Tuesday 16 December 2014

Remembering The Homeless This Christmas


With just over a week to go until Christmas Day, my thoughts have turned to those people less fortunate, who may be spending their Christmas sleeping rough, relying on the hospitality of charities for their festive meal and drop in centres for temporary shelter to keep warm,  if they are luck enough to secure a bed.

Earlier this year I too experienced financial hardship for a few months and was struggling to pay my mortgage. This was on top of dealing with emotional turmoil following the first anniversary of my dad's death back in January, followed by the breakdown of a relationship in February which ended badly and not helped by a chain of events that followed. This all had a huge negative impact on me at the time. Things happened that I could never of predicted and planned for in advance. But I managed to get through that dark period, highlighting a inner strength that sometimes we don't know we have hidden deep inside. 

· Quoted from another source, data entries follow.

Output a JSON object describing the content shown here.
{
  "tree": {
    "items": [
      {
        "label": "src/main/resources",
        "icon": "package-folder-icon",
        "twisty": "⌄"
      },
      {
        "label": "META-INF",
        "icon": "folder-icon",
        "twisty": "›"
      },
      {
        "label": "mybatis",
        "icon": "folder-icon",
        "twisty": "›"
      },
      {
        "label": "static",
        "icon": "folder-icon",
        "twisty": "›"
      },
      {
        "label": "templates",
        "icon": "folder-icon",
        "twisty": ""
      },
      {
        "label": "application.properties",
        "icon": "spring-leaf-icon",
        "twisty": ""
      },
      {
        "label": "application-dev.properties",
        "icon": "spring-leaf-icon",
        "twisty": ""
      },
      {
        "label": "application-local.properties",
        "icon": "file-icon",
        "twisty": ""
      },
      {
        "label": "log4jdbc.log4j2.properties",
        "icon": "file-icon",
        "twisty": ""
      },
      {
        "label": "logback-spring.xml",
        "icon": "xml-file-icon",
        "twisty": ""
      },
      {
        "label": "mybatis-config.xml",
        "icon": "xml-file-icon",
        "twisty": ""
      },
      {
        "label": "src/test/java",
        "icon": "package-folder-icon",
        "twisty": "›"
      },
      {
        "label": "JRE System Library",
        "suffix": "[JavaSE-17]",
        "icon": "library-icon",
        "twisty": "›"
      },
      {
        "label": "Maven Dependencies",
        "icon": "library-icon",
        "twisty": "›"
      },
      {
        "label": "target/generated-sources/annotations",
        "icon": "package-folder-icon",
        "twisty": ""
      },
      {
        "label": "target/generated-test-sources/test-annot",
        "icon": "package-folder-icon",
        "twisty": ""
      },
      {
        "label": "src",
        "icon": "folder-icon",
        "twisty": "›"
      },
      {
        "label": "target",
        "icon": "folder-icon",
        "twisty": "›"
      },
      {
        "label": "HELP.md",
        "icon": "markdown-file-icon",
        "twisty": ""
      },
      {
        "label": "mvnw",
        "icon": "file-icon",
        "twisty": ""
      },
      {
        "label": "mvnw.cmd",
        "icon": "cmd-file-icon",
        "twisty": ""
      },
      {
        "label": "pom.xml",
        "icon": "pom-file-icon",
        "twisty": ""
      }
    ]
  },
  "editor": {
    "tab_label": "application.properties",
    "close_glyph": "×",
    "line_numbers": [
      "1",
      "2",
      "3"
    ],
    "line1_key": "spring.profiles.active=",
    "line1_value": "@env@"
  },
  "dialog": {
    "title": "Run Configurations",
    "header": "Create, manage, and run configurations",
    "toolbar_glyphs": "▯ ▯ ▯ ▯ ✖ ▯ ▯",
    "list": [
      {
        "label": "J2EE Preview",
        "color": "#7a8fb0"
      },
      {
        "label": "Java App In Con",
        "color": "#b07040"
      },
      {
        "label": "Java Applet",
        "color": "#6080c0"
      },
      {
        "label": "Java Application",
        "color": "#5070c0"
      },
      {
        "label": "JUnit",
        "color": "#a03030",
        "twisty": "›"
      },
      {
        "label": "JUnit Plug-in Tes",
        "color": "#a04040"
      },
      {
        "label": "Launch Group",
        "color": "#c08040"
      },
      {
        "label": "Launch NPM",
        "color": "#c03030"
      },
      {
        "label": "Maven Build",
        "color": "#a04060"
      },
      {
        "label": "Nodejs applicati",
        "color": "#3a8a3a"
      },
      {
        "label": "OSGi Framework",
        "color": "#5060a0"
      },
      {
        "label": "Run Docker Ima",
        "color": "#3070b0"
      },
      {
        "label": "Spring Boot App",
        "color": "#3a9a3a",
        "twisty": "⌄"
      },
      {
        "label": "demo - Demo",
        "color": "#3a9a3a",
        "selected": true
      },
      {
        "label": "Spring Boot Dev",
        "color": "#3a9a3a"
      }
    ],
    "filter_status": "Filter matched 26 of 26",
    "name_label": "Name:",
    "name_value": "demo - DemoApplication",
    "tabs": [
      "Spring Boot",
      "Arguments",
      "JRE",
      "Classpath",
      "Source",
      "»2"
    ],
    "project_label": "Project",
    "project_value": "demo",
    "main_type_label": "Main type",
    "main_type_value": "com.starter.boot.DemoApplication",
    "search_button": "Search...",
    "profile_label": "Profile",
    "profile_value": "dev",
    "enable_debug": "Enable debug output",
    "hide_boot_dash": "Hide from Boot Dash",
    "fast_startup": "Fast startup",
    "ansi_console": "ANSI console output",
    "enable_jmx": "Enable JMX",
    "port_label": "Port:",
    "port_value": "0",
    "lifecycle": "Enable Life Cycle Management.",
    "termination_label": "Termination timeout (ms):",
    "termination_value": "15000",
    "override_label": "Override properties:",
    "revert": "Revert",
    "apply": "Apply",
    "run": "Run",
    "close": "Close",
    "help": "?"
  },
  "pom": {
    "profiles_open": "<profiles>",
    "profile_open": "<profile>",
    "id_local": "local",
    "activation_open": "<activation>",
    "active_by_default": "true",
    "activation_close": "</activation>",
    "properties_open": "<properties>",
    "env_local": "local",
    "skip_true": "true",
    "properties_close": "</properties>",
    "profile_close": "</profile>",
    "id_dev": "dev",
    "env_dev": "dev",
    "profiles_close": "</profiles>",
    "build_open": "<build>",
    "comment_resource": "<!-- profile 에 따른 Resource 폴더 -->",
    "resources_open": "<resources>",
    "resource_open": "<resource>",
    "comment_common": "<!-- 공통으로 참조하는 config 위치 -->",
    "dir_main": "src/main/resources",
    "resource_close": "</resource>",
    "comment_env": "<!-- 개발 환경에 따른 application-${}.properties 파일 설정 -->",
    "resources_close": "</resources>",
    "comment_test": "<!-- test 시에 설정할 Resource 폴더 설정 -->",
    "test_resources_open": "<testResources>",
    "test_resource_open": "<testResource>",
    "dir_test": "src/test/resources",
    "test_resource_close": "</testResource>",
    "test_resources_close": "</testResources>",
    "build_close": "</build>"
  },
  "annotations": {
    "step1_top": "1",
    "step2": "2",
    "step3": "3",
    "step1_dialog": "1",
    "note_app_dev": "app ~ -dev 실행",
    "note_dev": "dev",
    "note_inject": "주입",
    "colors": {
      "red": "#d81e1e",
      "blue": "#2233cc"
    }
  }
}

I now work as a contractor, earning more as a freelancer than I ever have before and the turmoil of the first half of 2013 is firmly behind me for now. But I will always remember the experience and it has taught me a lot about self-survival.  Through hard times we may lose a lover or two and shed a few friends but as a result we fight on and become stronger. We attract the right people who bring positives rather than negatives into our lives. 

So, as Christmas Eve draws closer, lets be thankful for what we have in our lives now, our health, a roof over our heads, a job, family and friends and reflect on those people who don't have these things we take for granted in their lives and have no choice but to sleep rough on our streets.  

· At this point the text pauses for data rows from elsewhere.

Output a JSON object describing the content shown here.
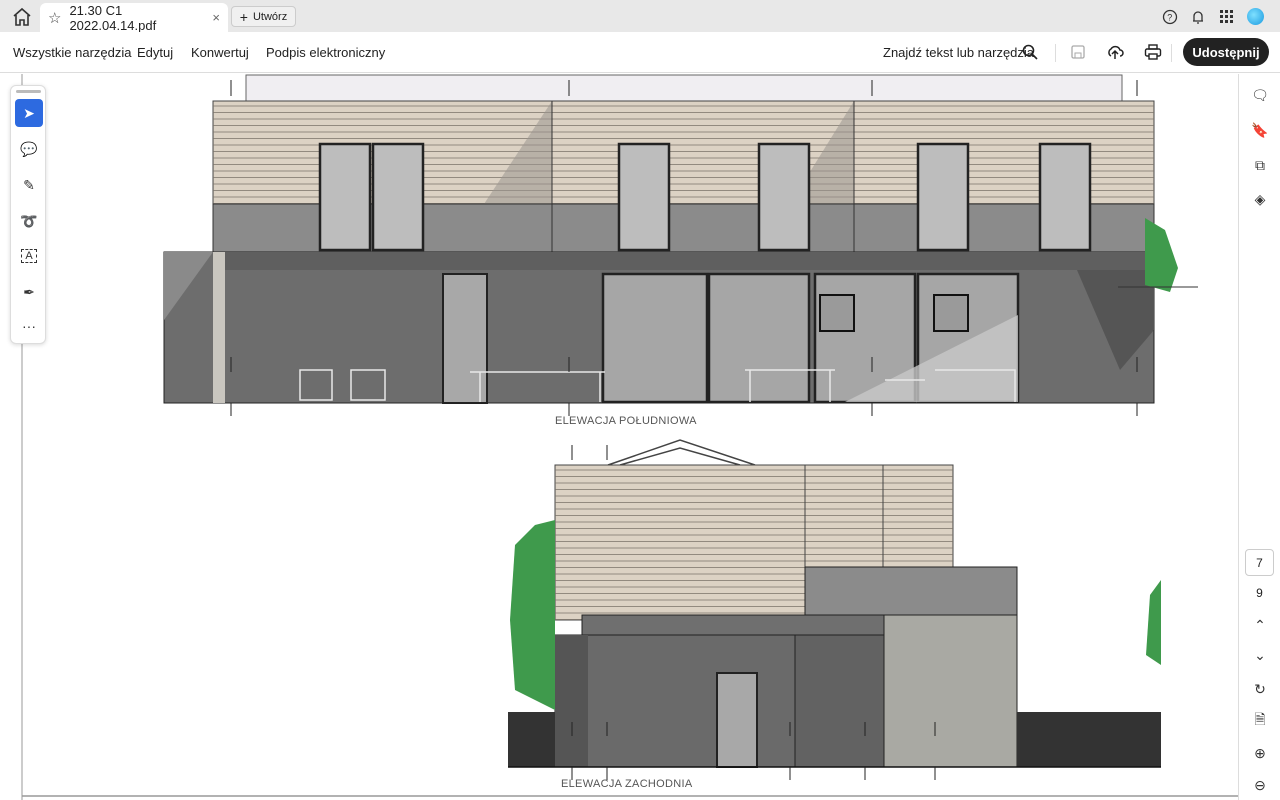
{
  "tabbar": {
    "filename": "21.30 C1 2022.04.14.pdf",
    "new_tab_label": "Utwórz",
    "close": "×",
    "plus": "+"
  },
  "menu": {
    "items": [
      "Wszystkie narzędzia",
      "Edytuj",
      "Konwertuj",
      "Podpis elektroniczny"
    ],
    "find": "Znajdź tekst lub narzędzia",
    "share": "Udostępnij"
  },
  "tools": {
    "more": "···"
  },
  "drawing": {
    "label_south": "ELEWACJA POŁUDNIOWA",
    "label_west": "ELEWACJA ZACHODNIA"
  },
  "navigation": {
    "current_page": "7",
    "total_pages": "9"
  },
  "colors": {
    "accent": "#2d6ae0",
    "share_bg": "#222222",
    "wood": "#d9cfc0",
    "gray": "#8a8a8a",
    "dark": "#6b6b6b",
    "tree": "#3f9a4c"
  }
}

Below is a poem I wrote in September after my own personal experiences of financial hardship and following a trip to a art gallery one lunchtime at work to view an exhibition of dog drawings, sketched by a talented artist who was sleeping rough on the streets of London with his beloved pet.

Homeless

The world seems so small as I look at your feet,
I sleep on cardboard, each day struggling to eat,
Lovers and friends gone, I see my family no more,
No shoes to walk in, my feet swollen and sore,

Your footsteps are cannons, you blow me out,
Everyone's a critic, what are you all about?
I look up in thirst as you spit on the ground.
You pat my dog but don't drop me a pound.

I am a nobody to you, I can see it in your eyes,
But once I was a somebody, is that a surprise?
A job in the City, a house in the countryside,
I dream of survival as I sleep with my pride.

I draw on experiences, canvases filled with strife,
Artwork on gallery walls, an ambition of life.
Money in my pocket, a room for the night,
I will always remember you, a future so bright.